The matchups that were not favorable for LD were fast creature decks, especially things like mono-green and even Sligh, and decks with cheap mana acceleration, like elves, birds and artifacts. Decks that went Forest, Bird, then Bird, Elf, Cradle, Albino Troll were real headaches for Ponza. Even Sligh was a beating, unless the Ponza deck could get some fast artifact mana down, then cast Wildfire.
Against a creature deck, or a deck sporting artifact mana, LD was only effective if they could kill lands fast enough to stop the opponent from doing anything useful. LD is great against combo or other decks that get to a certain mana level, then explode. It stinks against fast decks. Land destruction is all about denying tempo, so decks that get a quick jump generally beat up on LD decks. On the other hand, LD decks punish control decks that fail to stop early threats.
The presence of LD was a serious check on blue counter decks. Having LD in the format meant that the decks had to be able to counter everything, early on. This meant that the control decks ran more situational counters like Force Spike and Disrupt. However, counters like those are easier to play around.

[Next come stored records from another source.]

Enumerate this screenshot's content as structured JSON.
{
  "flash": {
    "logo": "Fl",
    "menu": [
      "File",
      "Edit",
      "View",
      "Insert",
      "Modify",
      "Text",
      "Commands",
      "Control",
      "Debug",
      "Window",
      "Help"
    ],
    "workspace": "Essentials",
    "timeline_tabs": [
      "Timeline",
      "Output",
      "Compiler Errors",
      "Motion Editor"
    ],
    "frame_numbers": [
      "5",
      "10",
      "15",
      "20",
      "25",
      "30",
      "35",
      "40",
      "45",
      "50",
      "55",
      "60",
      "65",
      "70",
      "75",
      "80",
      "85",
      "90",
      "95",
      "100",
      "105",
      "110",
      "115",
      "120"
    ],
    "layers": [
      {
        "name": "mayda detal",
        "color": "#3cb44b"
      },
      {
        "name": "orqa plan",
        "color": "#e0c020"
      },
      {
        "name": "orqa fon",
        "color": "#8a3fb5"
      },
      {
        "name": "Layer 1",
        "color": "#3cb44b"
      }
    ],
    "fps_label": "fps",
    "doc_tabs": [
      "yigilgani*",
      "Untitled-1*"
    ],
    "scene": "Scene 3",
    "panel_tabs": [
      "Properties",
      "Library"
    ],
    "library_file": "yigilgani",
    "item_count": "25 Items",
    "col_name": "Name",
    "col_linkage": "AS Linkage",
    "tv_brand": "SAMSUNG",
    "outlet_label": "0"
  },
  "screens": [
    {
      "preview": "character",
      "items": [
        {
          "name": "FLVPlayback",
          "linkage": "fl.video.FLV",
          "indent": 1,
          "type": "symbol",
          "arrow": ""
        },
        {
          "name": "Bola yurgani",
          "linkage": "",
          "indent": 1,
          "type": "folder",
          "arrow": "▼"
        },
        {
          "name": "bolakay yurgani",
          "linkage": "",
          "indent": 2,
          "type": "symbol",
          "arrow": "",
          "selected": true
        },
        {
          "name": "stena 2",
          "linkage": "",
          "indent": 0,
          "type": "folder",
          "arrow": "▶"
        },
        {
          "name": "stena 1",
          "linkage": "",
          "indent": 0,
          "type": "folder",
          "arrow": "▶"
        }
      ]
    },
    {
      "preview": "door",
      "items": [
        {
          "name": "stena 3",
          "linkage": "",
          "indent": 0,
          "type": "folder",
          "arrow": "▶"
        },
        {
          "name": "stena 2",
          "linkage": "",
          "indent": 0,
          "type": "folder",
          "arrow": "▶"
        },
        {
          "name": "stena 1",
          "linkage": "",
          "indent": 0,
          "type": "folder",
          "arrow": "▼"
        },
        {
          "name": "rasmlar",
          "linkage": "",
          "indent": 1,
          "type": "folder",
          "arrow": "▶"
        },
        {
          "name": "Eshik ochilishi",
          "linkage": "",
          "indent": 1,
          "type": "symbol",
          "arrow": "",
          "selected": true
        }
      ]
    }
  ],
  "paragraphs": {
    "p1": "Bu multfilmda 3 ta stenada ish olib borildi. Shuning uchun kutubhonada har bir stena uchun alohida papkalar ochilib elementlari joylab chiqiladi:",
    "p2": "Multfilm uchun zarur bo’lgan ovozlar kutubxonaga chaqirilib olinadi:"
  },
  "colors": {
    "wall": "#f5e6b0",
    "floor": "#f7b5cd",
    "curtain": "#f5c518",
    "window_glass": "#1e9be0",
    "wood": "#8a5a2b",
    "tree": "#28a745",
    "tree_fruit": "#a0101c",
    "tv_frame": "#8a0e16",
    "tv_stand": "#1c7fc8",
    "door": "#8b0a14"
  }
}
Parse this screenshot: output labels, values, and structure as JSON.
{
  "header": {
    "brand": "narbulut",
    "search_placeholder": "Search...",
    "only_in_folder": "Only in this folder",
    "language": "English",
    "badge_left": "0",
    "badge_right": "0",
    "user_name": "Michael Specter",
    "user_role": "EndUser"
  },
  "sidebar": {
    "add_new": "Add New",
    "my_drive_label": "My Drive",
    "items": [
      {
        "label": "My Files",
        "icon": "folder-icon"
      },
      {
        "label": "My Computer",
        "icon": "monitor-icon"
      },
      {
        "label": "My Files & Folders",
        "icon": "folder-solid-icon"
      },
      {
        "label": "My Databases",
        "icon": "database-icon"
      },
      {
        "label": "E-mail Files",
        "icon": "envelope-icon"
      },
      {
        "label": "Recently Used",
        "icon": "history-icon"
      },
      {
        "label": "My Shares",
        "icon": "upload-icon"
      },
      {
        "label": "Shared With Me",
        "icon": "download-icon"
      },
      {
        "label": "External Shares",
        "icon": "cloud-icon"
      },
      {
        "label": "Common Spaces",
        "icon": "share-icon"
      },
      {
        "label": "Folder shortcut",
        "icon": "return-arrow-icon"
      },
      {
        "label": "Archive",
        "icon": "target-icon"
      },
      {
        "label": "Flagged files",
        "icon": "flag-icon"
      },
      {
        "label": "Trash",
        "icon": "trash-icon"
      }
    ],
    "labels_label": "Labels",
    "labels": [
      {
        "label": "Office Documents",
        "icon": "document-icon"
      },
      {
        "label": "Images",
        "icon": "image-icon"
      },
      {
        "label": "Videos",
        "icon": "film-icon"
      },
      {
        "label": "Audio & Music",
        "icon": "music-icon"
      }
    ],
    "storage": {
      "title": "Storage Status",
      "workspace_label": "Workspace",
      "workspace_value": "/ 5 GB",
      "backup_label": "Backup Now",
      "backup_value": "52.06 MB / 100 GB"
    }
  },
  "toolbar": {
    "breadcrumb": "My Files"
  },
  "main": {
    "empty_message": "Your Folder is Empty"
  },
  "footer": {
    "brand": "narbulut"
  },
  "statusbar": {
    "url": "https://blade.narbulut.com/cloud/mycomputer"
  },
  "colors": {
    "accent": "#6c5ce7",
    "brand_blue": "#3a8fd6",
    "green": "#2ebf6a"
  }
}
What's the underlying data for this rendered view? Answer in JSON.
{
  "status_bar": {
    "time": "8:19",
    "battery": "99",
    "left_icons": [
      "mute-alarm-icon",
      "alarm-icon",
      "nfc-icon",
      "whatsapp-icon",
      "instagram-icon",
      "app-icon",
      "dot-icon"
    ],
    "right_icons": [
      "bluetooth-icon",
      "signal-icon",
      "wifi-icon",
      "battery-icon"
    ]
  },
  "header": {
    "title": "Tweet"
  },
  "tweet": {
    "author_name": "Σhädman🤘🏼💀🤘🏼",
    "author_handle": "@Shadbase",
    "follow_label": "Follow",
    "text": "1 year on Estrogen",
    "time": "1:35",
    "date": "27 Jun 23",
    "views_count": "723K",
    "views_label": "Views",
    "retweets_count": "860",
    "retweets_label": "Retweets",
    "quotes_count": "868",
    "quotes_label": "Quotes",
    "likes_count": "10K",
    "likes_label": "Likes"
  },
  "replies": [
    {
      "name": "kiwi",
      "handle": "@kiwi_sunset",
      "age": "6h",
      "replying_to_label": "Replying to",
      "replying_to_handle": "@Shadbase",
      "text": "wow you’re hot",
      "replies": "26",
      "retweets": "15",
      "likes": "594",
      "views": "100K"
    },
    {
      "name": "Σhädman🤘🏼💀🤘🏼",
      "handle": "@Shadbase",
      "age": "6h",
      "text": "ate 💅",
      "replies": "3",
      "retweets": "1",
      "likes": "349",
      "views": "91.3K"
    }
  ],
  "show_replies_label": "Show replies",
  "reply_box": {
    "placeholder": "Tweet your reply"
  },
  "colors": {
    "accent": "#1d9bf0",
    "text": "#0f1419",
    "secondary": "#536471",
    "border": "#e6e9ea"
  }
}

Force Spike is not so good if your opponent can play around it.
Armageddon had the same effect – it forced control decks to either be able to prevent Armageddon from resolving, or to find a way of playing without lands. The presence of Armageddon meant that a strategy of counter some stuff, bounce the rest to retain tempo had drawbacks. It is one thing to let a threat slip through for a turn or three before you can Repulse it or Upheaval… And another where your mana base evaporates, meaning that the opponent will have a few turns of casting stuff – unimpeded – off their new land plus mana creatures.
In short, the presence of LD decks forced control decks to play suboptimal cards to stop LD, which made them more vulnerable to other strategies. The same argument can be made about combo decks – provided the decks were not as broken as Academy. Having combo decks in the format means that control decks have to be able to deal with another type of threat. The more varied the threats a control deck has to deal with, the more likely that any particular deck can find a chink in its armor.
Part of the reason the current environment is so blue is that control decks only really have to deal with aggro decks, aggro-control and heavy control. Land destruction and combo are almost completely absent.